Lorsque les limites de l'empire ont à peu près été définies et que les apports en esclaves se sont taris ont alors émergées des classes moyennes : les adscriptitii, esclaves transplantés qui sont rattachés ainsi que leur descendance à un bout de terre par un affranchissement restreint (Serfs.). Au vu de la contrainte liée aux charges dont devaient s'acquitter physiquement et financièrement ces premiers colons, la méthode en l'état n'a su porter ses fruits.

Ce n'est que plus tard, vers le IIIe siècle, que la classe moyenne des coloni voit sa très lente progression avec les colons partiaires (Métayers).
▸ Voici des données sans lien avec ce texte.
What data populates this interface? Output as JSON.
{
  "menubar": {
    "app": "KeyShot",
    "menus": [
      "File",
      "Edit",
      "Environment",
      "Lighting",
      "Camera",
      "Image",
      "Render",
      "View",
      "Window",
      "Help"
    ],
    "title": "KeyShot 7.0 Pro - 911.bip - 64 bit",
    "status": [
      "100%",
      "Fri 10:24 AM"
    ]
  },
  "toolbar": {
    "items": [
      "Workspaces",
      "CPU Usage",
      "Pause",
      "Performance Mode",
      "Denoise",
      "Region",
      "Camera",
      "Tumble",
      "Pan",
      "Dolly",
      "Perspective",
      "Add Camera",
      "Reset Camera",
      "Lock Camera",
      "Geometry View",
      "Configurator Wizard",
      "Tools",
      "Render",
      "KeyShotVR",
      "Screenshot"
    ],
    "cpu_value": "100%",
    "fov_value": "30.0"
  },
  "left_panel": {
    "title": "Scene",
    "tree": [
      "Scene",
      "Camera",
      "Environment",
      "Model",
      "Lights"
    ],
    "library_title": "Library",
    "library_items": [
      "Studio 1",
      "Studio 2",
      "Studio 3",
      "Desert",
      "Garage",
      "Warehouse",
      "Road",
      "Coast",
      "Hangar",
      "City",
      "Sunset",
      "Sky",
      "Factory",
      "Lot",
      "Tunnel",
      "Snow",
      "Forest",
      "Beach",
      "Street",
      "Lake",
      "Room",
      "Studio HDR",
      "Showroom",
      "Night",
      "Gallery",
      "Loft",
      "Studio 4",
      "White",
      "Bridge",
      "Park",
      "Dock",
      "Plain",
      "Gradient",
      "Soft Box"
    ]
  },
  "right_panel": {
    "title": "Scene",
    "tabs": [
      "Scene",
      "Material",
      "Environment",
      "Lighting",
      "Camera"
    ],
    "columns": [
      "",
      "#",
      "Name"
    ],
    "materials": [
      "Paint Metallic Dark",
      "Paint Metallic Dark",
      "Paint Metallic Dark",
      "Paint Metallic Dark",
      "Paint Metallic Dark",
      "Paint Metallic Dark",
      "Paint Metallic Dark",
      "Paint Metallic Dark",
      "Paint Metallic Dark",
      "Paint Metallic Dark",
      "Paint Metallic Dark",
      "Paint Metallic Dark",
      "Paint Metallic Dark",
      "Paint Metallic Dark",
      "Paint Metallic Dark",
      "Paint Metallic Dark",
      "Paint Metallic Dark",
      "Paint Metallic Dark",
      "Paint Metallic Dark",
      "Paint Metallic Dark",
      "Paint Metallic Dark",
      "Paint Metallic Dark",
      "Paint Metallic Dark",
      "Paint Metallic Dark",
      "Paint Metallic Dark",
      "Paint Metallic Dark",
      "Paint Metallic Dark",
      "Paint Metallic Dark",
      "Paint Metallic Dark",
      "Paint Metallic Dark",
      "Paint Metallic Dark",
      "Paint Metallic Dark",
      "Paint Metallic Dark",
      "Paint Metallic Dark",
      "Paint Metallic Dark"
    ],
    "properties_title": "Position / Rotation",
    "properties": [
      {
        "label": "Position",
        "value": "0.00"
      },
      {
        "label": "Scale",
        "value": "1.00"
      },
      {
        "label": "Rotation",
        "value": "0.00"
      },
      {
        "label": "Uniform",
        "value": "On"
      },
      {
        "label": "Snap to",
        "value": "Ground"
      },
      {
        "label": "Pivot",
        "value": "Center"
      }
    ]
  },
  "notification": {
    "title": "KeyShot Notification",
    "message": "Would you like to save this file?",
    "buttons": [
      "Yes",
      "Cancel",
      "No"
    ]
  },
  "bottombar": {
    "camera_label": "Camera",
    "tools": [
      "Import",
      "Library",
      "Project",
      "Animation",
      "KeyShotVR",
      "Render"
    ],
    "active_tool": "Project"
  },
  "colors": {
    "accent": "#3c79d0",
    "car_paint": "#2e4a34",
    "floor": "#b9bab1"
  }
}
Résultat d'un mélange des conditions d'aubain et de serf, le colonat partiaire n'est pas un fermage dans le sens où l'exploitant colon verse en moyenne la moitié des ressources à son propriétaire qui en assume la moitié des pertes, quand le bailliage est lui soumis à une créance déterminée à l'avance. Cette différence met en exergue une forme d'association entre l'exploitant indépendant et le propriétaire ; cette collaboration induit un potentiel équilibré de valorisation plutôt motivant pour un travailleur dont les seules richesses d'apport sont l'expérience et la connaissance, acquises notamment grâce aux échanges culturels entre esclaves européens, asiatiques et africains. Le colonat s'avérait également une solution de secours pour le propriétaire ayant baillé à ferme lorsque les échéances ne pouvaient plus être assumées par l'occupant du bien.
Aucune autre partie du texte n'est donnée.